Like Miss Lumley and everyone else, I love the Gurkhas. I first liked the sound of them, aged about seven, in The Wonder Book of Daring Deeds, which said they were ‘active little fellows’ with their kukris. But this column has not joined in the hue and cry against the government on the subject, because I have a horrible feeling that if the Gurkhas get all their demands and can come and live in the faraway country which they have served so well, they will become just as whingey and ‘rights’-oriented as the rest of us. The point about the Gurkhas, surely — and I do not mean this is a criticism — is that they are mercenaries. They are loyal, yes, but they have served the British Crown for so long because it has paid them much more money than they could otherwise have obtained in Nepal. The Gurkha example proves that mercenaries, if well organised and commanded by non-mercenaries, can be ideal soldiers. They cost less, fight well, and do not have votes and families back home. Just suppose that the Gurkhas had not previously existed, but were invented by us and the Americans to help fight the recent wars in Iraq and Afghanistan. What cries of outrage there would be. Yet it would be a rational thing to do, and in fact various security companies, some of them British, play valuable parts in both these wars, and often recruit Nepalis.

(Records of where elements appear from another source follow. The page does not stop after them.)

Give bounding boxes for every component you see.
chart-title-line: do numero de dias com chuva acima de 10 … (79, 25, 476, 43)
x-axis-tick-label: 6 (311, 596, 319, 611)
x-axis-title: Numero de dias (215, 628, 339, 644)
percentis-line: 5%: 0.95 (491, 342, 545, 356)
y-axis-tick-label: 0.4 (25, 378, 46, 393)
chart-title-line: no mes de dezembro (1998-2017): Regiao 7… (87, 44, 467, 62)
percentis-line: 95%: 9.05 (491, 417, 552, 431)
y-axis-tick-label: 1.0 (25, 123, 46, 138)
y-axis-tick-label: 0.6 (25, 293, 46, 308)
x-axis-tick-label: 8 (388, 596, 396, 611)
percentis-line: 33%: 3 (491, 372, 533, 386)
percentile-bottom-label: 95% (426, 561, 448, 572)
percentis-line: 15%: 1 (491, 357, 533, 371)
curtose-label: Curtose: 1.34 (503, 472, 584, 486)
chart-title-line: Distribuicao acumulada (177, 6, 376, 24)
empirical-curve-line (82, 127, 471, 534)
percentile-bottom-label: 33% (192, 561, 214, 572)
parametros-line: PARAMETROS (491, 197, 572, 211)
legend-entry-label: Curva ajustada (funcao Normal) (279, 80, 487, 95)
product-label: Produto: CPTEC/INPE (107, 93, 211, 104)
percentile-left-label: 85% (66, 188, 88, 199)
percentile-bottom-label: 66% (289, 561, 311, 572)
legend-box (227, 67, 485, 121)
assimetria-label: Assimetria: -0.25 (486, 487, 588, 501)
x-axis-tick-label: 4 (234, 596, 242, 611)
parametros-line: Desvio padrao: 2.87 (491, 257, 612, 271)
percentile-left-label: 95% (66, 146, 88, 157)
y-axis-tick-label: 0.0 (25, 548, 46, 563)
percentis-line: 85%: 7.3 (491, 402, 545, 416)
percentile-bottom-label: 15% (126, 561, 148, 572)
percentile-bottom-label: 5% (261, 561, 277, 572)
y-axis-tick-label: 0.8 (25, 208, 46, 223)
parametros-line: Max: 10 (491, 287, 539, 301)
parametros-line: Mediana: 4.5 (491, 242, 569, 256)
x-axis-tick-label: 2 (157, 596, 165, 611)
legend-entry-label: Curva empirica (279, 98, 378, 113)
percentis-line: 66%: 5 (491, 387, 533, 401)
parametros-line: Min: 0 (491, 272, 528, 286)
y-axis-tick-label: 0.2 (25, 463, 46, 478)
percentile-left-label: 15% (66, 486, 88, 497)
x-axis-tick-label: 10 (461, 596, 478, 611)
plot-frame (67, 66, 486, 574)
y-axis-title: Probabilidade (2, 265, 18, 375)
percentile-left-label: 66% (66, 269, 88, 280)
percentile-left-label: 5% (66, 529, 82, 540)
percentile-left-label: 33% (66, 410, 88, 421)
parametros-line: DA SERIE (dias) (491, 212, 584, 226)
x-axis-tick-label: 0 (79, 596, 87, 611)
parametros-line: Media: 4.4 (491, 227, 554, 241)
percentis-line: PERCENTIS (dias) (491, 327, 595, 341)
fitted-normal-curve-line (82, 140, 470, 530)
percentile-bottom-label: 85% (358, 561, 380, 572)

It is, indirectly, thanks to me that Rod Liddle is my fellow Spectator columnist, since I ran a successful campaign to get him sacked from his job as editor of the BBC’s Today programme. My complaint was that his public denunciations of hunting were incompatible with the impartiality of his job. On the whole, I did Rod a favour. He is a free spirit and therefore much better suited to this magazine than to the Corporation. But freelance Rod now adds to the many tales of woe I receive about how the BBC behaves. He says that it is the only institution to which he contributes which will not pay his VAT directly but insists upon ‘separate forms being a) requested by me and then b) sent out by them and c) returned by me’. These are for tiny sums — his last was for £4.58. He reckons the BBC calculates that ‘small people will not bother’. If they do bother, the forms are sent back, pointing out some very minor error. The BBC now owes Rod more than £1,000. He thinks he might join the great licence fee revolt until he gets paid.

Just over a year ago I floated, in passing, the suggestion that if only Labour made Alan Johnson its leader (thus winning the south) and Hazel Blears his deputy (securing the north) it might still be in with a chance. Until now, this disinterested and sincere suggestion has been ignored, but surely it is an idea whose time has come.